1. I'm a wee bit jealous that our church has begun handing out The Jesus Storybook Bible at baby dedications. Why? Because the ones they gave Jocelyn and Robbie were meh. Not so exciting. Or accurate. Or awe-inspiring. So I'm 90% excited that these families are being given a really fantastic Bible storybook, and 10% envious that they weren't doing that when our babes were dedicated.

Because, of course, we all know that the most important thing about baby dedication is which Bible you get to bring home.

2. Laundry is drowning me.

That is all.

3. The Advance the Church 2011 conference was ah-mazing. Will Johnson has posted a lot of the notes he took over here. I'm not ready to intelligently post anything yet, but it will be coming.

4. We ordered pizza for Mother's Day. Best dinner ever, in my opinion. Menu planning will commence again tomorrow after dinner with my dad tonight, but I'm a low-class broad who loves pizza even though it and my affinity for sugar are to blame for my rheumatoid arthritis. Well, that and my lack of faith and the ineptitude of my prayer life. {insert snark here}

5. Domino's won me over for life when they added garlic salt to their crust.

Well, for life or until another chain gets the hint.

6. I love my dog. He is goofy and protective and not incredibly intelligent. And he's perfect.

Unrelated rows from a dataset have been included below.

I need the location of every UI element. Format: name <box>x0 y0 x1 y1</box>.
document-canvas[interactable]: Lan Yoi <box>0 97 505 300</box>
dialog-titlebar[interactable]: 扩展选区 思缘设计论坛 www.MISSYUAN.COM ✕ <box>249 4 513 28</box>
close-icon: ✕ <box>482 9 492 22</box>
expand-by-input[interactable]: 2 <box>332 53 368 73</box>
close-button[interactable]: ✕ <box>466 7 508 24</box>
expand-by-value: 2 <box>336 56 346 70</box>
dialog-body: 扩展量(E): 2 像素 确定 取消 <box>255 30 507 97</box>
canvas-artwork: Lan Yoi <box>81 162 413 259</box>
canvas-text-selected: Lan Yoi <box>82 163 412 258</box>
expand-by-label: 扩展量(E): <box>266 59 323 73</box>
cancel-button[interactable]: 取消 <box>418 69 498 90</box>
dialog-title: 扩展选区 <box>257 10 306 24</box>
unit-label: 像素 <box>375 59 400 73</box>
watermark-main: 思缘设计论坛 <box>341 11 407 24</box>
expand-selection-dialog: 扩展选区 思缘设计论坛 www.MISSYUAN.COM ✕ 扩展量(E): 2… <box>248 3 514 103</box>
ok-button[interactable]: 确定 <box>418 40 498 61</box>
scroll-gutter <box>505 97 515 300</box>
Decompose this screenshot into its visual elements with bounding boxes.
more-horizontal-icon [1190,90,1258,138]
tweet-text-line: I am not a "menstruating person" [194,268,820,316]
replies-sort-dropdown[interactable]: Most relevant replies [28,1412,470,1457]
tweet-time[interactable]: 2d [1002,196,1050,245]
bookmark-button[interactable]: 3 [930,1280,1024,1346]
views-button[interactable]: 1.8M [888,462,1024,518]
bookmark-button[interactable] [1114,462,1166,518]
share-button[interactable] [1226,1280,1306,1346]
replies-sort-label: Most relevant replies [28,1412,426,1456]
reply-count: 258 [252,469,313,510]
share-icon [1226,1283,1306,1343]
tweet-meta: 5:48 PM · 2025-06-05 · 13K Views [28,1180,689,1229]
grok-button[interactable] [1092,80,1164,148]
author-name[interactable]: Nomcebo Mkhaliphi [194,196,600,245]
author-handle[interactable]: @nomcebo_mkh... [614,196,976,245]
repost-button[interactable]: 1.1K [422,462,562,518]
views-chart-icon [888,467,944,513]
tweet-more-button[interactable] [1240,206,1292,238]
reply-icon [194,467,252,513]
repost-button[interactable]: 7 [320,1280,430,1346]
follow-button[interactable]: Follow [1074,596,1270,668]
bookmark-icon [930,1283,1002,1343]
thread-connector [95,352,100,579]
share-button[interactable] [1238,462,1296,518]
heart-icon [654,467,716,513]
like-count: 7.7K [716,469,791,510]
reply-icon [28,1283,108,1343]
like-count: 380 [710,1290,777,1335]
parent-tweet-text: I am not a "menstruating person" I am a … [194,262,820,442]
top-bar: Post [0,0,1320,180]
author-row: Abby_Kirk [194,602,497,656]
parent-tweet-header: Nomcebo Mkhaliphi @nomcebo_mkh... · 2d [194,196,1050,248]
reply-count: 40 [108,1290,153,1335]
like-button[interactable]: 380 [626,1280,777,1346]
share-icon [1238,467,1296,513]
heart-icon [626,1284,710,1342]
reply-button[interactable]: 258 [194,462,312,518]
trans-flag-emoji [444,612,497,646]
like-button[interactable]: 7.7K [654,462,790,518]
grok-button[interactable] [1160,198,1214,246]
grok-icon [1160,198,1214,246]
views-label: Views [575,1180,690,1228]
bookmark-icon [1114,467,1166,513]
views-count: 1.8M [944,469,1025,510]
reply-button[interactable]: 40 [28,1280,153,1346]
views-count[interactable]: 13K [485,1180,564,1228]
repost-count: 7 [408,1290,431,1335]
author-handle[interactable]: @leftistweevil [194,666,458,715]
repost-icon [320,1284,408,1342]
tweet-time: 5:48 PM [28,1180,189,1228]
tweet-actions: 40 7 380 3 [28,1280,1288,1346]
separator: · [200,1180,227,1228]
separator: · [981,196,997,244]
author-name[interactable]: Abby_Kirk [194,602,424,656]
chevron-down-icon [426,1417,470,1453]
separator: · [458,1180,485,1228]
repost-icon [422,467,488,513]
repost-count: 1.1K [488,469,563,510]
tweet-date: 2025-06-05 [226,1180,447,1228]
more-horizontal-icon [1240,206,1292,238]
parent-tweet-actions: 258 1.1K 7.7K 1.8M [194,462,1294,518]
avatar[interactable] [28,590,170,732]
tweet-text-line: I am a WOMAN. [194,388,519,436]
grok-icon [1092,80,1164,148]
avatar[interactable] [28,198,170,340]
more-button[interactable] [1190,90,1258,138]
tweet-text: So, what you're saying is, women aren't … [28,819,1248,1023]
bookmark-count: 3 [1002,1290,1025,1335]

7. I don't know why this item is italicized, but I'm too lazy right now to undo it. I'm thankful, though, that while my hips, knees, and feet are being affected by my present RA flare, my hands and wrists are not. So typing and writing and reading and all that aren't affected. 

8. There isn't much I love more than a hot, nearly scalding bath. With bubbles. Even though the angle of my bathtub faucet makes it hard for it to hit the water as forcefully as necessary to create said bubbles.

9. (Geez, the italics again?!? What on earth.) I love, love, love my friend Jenelle's new haircut. Love it.